Engineers start with volumes to figure "load," or how much power a system will need. They also figure in door and window space, ceiling height, insulation, climate data and other more-abstract factors.
Knowing the size of the area you want to design for gives you a place to start. Find out what energy source is most economical in your area and check to see what kind of systems friends and neighbors use.
Most local utility companies offer "energy audits" to help customers identify ways to save energy.
Find out what's practical. In some areas, heart pumps don't save much energy or money because the winters are too cold or summers are too hot for them to function efficiently.
An air conditioner may have to work less if it's installed on a flat roof or it may be better to install it on the shady side of the house, again, depending on climate. Air conditioning can be installed with a radiator (steam or hydronic) or radiant heating system, but it's less expensive if the duct work is already there for a forced air system.
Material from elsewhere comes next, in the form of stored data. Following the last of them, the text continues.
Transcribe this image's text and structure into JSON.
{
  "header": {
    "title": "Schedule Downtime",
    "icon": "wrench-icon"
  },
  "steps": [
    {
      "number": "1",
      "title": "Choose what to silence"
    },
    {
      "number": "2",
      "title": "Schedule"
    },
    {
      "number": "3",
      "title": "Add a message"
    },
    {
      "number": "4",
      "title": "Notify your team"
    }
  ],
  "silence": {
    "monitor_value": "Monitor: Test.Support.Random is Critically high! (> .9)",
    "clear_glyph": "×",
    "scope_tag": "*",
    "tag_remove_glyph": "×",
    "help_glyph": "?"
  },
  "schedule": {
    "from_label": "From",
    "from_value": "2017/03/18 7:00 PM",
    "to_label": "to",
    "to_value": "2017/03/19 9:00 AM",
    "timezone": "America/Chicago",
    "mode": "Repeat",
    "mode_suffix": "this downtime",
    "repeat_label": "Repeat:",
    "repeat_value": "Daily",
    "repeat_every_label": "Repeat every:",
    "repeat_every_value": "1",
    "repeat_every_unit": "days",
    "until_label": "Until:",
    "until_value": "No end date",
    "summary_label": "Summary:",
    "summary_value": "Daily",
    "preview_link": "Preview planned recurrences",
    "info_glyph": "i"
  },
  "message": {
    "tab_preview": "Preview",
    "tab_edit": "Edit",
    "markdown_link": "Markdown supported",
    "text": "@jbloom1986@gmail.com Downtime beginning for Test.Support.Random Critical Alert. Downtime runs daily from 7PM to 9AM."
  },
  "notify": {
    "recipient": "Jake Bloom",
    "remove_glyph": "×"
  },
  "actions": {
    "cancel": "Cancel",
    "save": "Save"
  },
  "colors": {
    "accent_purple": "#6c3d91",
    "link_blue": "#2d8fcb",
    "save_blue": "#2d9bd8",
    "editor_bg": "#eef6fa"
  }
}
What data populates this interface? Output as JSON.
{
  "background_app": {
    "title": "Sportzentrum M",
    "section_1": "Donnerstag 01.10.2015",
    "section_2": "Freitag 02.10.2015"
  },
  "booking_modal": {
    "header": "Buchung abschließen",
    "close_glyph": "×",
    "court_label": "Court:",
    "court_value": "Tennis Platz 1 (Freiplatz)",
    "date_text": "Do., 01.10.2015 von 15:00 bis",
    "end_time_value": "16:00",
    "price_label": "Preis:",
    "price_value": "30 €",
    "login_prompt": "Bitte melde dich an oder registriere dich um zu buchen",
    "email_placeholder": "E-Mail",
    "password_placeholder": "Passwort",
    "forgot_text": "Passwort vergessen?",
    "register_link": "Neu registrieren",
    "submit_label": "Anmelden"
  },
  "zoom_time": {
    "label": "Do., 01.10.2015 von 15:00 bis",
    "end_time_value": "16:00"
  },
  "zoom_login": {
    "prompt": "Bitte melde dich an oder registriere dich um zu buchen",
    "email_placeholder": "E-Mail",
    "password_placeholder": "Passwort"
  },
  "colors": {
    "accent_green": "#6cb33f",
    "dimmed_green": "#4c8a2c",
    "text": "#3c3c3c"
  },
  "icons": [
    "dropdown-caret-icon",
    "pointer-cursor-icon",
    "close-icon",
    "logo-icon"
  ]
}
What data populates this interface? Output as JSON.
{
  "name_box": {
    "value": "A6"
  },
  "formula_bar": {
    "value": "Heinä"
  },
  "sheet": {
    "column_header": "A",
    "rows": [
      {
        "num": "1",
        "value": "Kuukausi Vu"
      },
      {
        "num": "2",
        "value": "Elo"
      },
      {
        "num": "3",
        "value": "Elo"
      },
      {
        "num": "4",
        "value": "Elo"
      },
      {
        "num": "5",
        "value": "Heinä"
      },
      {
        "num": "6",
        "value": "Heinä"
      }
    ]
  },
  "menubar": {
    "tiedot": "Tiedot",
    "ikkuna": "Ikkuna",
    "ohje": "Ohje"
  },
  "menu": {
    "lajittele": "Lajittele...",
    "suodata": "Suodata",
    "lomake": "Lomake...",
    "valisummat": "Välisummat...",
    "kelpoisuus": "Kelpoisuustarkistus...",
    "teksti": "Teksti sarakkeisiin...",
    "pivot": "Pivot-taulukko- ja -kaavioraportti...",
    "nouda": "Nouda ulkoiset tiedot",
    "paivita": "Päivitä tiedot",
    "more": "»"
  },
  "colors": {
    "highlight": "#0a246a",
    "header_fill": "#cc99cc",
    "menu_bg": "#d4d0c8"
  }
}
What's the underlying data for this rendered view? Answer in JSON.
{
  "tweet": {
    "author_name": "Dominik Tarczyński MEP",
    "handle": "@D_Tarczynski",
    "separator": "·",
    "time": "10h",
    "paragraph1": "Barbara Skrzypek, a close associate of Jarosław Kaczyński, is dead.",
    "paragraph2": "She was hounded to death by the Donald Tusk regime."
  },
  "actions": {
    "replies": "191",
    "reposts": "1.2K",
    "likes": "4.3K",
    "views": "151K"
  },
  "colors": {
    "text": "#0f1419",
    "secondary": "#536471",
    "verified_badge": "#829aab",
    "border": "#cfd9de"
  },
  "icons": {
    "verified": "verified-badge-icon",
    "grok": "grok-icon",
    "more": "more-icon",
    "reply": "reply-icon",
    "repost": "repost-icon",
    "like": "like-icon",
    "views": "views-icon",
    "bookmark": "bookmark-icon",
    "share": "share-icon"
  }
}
Hire a contractor that you trust then depend on his expertise. Check references and credentials---states certify contractors.
Consult with several contractors to determine what the specifics you want included in your HVAC will be then ask for bids on what you decide will be the essentials of your project. Throw out the low (probably underestimated labor) and high (probably used expensive parts) bids and choose the contractor in the middle group that you trust and who listens and answers your questions most satisfactorily.
Then work out details and let your contractor do the job without second guessing. If you see something that you don't understand, ask a question.
Your contractor's final task is to explain how everything works in excruciating detail. Be sure to ask what can go wrong and what to do when it does.
Check into filters, humidifiers and dehumidifiers if they are not built into the heating-cooling plant. Older homes may have problems with mold and materials like asbestos insulation that must be addressed before installing a new HVAC system.
In today's well-insulated and sealed buildings, "off-gassing" of building and furnishing synthetics and materials may also need removal so they don't continue to be recirculated through the building.
Investigate alternatives. Find out if there are rebates or energy credits offered for certain types of equipment and if alternative fuels like solar or wind-powered equipment is an option in your area.
Be sure to base decisions on "pay-out," compare the cost of the unit to how much energy it will use and its probable life expectancy to see which equipment is the most economical.
Things You Will Need
- Access to HVAC information
- Reliable contractor
- Recent energy audit if replacing an existing system (optional, but recommended)
- In addition to checking furnace ratings and EER's before the job starts, keep track of warranties and service contracts, and maintain equipment according to schedules.
- Use a contractor to install your HVAC equipment who also services it--or has relationships with people who do.
- Ask as many "stupid questions" as you need to. If your contractor isn't happy to discuss HVAC systems, you want to find one who is fascinated by their components and composition.
- Along with providing all applicable building permits, require a performance bond from your contractor--successful professionals are used to working for customers who expect them.